Antibody-Drug Conjugates and Bispecific Antibodies: The Next Frontier
Beyond small molecules and monoclonal antibodies, innovative modalities like antibody-drug conjugates (ADCs) and bispecific antibodies have entered clinical practice. Examples include trastuzumab deruxtecan (Enhertu) for HER2-mutant NSCLC, telisotuzumab vedotin for MET, and datopotamab deruxtecan for TROP2. Bispecifics such as amivantamab (EGFR/MET), zenocutuzumab (HER2/HER3), and ivonescimab (PD-1/VEGF) offer multi-targeting potential.

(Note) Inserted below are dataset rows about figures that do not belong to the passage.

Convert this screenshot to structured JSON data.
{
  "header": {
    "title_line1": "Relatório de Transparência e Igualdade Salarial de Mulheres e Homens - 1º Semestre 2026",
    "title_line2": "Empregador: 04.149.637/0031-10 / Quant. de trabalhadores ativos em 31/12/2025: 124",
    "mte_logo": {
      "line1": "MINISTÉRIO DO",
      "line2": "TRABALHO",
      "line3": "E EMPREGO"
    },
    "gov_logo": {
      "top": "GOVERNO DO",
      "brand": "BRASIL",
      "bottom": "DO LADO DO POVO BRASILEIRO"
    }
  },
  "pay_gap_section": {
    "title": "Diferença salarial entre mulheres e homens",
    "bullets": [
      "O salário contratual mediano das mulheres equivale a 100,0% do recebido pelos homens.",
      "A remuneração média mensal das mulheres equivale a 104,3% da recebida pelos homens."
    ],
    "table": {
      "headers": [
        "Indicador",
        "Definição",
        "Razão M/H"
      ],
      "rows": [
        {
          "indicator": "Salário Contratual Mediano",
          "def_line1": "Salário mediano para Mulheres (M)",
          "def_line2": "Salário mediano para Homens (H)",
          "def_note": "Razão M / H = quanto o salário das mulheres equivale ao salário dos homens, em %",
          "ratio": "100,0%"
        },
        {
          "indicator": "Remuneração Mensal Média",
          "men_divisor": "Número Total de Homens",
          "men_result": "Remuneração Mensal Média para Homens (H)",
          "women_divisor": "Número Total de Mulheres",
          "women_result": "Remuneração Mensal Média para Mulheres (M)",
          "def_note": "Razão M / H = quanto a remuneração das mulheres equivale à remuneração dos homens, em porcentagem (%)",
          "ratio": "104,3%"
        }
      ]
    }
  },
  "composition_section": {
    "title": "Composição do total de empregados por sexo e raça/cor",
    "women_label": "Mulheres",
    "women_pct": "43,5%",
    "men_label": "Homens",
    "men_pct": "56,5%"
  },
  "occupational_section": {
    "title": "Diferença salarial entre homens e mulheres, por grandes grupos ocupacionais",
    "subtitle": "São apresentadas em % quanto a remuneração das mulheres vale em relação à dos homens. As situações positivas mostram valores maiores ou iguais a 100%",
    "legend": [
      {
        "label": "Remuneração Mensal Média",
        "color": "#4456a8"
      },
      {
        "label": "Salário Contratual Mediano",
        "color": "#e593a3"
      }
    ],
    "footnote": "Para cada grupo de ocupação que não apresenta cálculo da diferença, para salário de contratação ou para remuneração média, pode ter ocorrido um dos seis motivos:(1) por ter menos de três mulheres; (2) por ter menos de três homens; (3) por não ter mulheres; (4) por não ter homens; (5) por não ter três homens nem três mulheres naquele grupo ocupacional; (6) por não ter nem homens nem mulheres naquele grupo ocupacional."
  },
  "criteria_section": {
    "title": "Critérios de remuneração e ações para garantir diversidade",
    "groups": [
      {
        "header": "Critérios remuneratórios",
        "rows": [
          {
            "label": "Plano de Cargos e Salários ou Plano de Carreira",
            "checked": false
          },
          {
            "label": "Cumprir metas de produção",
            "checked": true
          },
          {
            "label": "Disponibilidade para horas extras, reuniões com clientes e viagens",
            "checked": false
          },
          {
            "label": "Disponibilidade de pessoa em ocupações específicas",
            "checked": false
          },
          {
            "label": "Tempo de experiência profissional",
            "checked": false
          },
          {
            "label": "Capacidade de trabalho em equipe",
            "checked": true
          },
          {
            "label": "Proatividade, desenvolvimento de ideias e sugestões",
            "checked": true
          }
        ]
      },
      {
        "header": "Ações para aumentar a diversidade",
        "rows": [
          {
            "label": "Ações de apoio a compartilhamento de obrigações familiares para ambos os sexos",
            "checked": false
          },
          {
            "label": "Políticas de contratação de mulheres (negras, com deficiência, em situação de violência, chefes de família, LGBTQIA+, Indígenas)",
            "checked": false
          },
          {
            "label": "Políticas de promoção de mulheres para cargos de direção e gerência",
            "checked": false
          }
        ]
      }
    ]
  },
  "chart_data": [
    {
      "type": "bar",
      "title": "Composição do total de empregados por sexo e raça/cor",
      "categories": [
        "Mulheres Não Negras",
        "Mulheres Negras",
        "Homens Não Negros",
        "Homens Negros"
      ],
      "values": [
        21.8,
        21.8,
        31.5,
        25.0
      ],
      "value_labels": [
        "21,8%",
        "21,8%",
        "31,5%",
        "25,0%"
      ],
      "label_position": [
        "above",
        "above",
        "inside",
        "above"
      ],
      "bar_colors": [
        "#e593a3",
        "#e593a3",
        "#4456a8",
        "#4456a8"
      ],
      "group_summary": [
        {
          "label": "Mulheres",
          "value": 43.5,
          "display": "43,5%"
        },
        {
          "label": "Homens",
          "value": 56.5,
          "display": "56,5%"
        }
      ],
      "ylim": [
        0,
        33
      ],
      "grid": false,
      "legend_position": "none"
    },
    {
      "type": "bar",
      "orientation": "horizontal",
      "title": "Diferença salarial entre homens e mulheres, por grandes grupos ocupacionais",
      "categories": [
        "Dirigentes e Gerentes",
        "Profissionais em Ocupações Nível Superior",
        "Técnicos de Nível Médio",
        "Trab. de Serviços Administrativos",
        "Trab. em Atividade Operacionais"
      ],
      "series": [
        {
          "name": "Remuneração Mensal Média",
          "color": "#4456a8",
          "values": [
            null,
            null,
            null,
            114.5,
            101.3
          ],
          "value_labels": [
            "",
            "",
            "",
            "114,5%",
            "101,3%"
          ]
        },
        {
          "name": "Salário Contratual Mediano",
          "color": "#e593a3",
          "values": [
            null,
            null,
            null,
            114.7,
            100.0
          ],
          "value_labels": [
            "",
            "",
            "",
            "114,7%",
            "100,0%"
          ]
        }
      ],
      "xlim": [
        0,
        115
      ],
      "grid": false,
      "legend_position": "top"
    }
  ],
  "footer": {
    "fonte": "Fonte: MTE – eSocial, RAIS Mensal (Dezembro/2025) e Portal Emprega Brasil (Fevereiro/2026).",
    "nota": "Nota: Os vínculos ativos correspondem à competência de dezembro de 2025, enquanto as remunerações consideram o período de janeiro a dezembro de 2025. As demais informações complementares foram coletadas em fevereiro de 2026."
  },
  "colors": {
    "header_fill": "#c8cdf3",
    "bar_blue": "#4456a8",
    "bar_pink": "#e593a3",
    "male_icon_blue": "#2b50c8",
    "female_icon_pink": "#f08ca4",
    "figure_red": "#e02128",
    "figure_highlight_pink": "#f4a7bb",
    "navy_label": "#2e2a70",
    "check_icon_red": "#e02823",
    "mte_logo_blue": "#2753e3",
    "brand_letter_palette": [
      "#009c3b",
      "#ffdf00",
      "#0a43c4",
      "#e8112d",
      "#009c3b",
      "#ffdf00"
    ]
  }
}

Expert Commentary and Mechanistic Insights
The evolution of lung cancer therapy exemplifies the paradigm shift from non-specific cytotoxicity to precision medicine. As Dr. Spiro and Dr. Silvestri (2005) aptly noted, the last century has seen lung cancer move from obscurity to the center of oncology research. While advances in diagnostics, risk reduction (notably smoking cessation), and therapeutic innovation have dramatically improved outcomes for molecularly defined subgroups, challenges remain. Drug resistance, intratumoral heterogeneity, and limited survival gains in certain populations underscore the need for ongoing research, early detection, and multidisciplinary care.
Conclusion
The past 100 years have witnessed a revolution in lung cancer management. From a rare and poorly understood entity, lung cancer is now at the forefront of precision oncology, thanks to advances in molecular profiling, targeted therapy, and immunotherapy. These changes have translated into tangible survival benefits for many, though continued efforts are needed to address drug resistance and improve early detection. The trajectory of lung cancer care demonstrates the power of translational research and public health policy in changing the course of a disease once deemed untreatable.
References
- Spiro, S.G., & Silvestri, G.A. (2005). One Hundred Years of Lung Cancer. American Journal of Respiratory and Critical Care Medicine, 172(5), 523-529. https://doi.org/10.1164/rccm.200504-531OE
- GLOBOCAN 2024. Global Cancer Observatory: Cancer Today. International Agency for Research on Cancer. https://gco.iarc.fr/today
- Doll, R., & Hill, A.B. (1950). Smoking and carcinoma of the lung; preliminary report. British Medical Journal, 2(4682), 739-748.
- National Comprehensive Cancer Network (NCCN) Guidelines: Non-Small Cell Lung Cancer. (2024).
- Herbst, R.S. et al. (2018). Pembrolizumab versus Docetaxel for Previously Treated, PD-L1-Positive, Advanced Non-Small-Cell Lung Cancer. New England Journal of Medicine, 375, 1823-1833.